At 8.30 am, there were 21 students in the class and after attendance of students Mr. Turk projected his lesson on the board. He reviewed questions and students were interacting by raising their hands for reply or query like in every classroom. I find that during his teaching the students were also talking to each other, but their talk was productive and it was curriculum focused. Suddenly there was an announcement through the public address system and all were standing by putting their hand near their heart. It was the pledge they were taking: "I pledge allegiance to the Flag of the United States of America, and to the Republic for which it stands, one Nation under God, indivisible, with liberty and justice for all”, there were a few daily announcements as they have no morning assembly in their schools.

I was trying to catch the fast class communication between teacher and students. Also, they covered a large number of questions and concepts in these 90 minutes. It was possible due to the blending of technology in the classroom at the highest level. The students were using their electronic gadgets and struggling with the given task.

The performance of the students in final exams is given on a scale of 1 to 5. Mr. Turk was highly concerned with the low performance of a few of the students. The basic reason we discussed was lack of practice and their learning gaps of lower-level mathematics. They were similar to what I am facing in my classroom.

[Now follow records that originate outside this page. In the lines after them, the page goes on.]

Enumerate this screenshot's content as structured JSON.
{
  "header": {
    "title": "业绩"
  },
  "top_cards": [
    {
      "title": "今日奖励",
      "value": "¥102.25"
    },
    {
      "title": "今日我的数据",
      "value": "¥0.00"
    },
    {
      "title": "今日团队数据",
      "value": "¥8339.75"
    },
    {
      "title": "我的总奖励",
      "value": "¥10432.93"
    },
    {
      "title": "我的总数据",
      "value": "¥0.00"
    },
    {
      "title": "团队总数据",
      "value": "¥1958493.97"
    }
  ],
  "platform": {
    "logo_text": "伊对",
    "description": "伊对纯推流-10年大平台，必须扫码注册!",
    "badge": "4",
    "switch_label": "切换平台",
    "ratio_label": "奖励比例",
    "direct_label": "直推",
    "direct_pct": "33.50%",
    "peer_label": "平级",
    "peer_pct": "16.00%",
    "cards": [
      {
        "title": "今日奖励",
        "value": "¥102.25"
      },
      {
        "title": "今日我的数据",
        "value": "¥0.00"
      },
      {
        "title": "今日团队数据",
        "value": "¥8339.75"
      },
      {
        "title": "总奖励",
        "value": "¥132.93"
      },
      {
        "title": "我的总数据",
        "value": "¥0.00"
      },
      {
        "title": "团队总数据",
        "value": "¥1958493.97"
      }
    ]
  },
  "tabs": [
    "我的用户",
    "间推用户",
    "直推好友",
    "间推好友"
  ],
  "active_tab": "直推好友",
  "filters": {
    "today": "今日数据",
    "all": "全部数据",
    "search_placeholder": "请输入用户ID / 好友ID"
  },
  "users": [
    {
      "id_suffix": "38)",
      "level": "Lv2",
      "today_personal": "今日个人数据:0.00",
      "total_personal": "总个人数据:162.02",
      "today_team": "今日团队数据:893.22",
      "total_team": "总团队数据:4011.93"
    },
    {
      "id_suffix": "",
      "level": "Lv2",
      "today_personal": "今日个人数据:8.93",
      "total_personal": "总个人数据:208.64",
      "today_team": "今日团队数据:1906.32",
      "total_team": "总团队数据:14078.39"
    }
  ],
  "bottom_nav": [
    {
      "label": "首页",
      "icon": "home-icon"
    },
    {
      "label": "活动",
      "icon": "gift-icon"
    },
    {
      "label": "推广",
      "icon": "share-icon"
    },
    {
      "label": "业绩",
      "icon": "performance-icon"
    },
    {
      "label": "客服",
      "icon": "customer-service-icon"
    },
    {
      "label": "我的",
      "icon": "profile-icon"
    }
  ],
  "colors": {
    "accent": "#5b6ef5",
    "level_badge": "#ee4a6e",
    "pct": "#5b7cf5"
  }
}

After an hour in the class Mr Turk introduced me to the class and told the students that I was a Fulbright teacher of Mathematics from India and will be interacting with you on this topic. It was a pleasant surprise for me (and for him), however I have requested the same from him during discussion. Before this no student was paying much attention to me as they are used to having visitors in their classroom observing what they are doing. After my introduction, the students were enthusiastic to know and interact with me as I was an unusual visitor, and they were very excited to hear from a teacher from India.

Mohan Sharma supervising a student

After self-introduction, I was asking questions to students to know about them but they were replying by sitting as usual. It was different from our classroom situations. I told them that in India the students pay highest respect to their teachers and in our culture the guru is given highest regard even above the God. I cited sanskrit shloka guru Brahma, guru Vishnu.Guru devo Maheshwara guru sakshat param Brahma tasmai shri guruvey namah and told its meaning. They understood more of what was expected and became more attentive and started paying respect by standing while replying to my questions. Then I switched to Integration by parts topic and observed that they were not shy when I asked them to voluntarily solve a question on the white board. Two students started solving different questions on a huge white board and a third student jumped in to discuss and help each other. It was an excellent moment for me to watch them solving while they were enjoying themselves too.

Mr. Mohan Sharma is a lecturer in mathematics at the Government Model S.M. Senior Secondary School in Indora, Kangra district of Himachal Pradesh. He has 23 years of teaching experience. He has a master’s in mathematics, a bachelor’s in education and a diploma in computer applications from Himachal Pradesh University in Shimla. He is a resource person for conducting training programs for mathematics teachers at the state level. He guides teachers on adopting different strategies to teach difficult mathematical concepts and using ICT in teaching mathematics.

He attended the Fulbright Teaching Excellence and Achievement Program 2020 at University of North Carolina, Wilmington, NC for six weeks.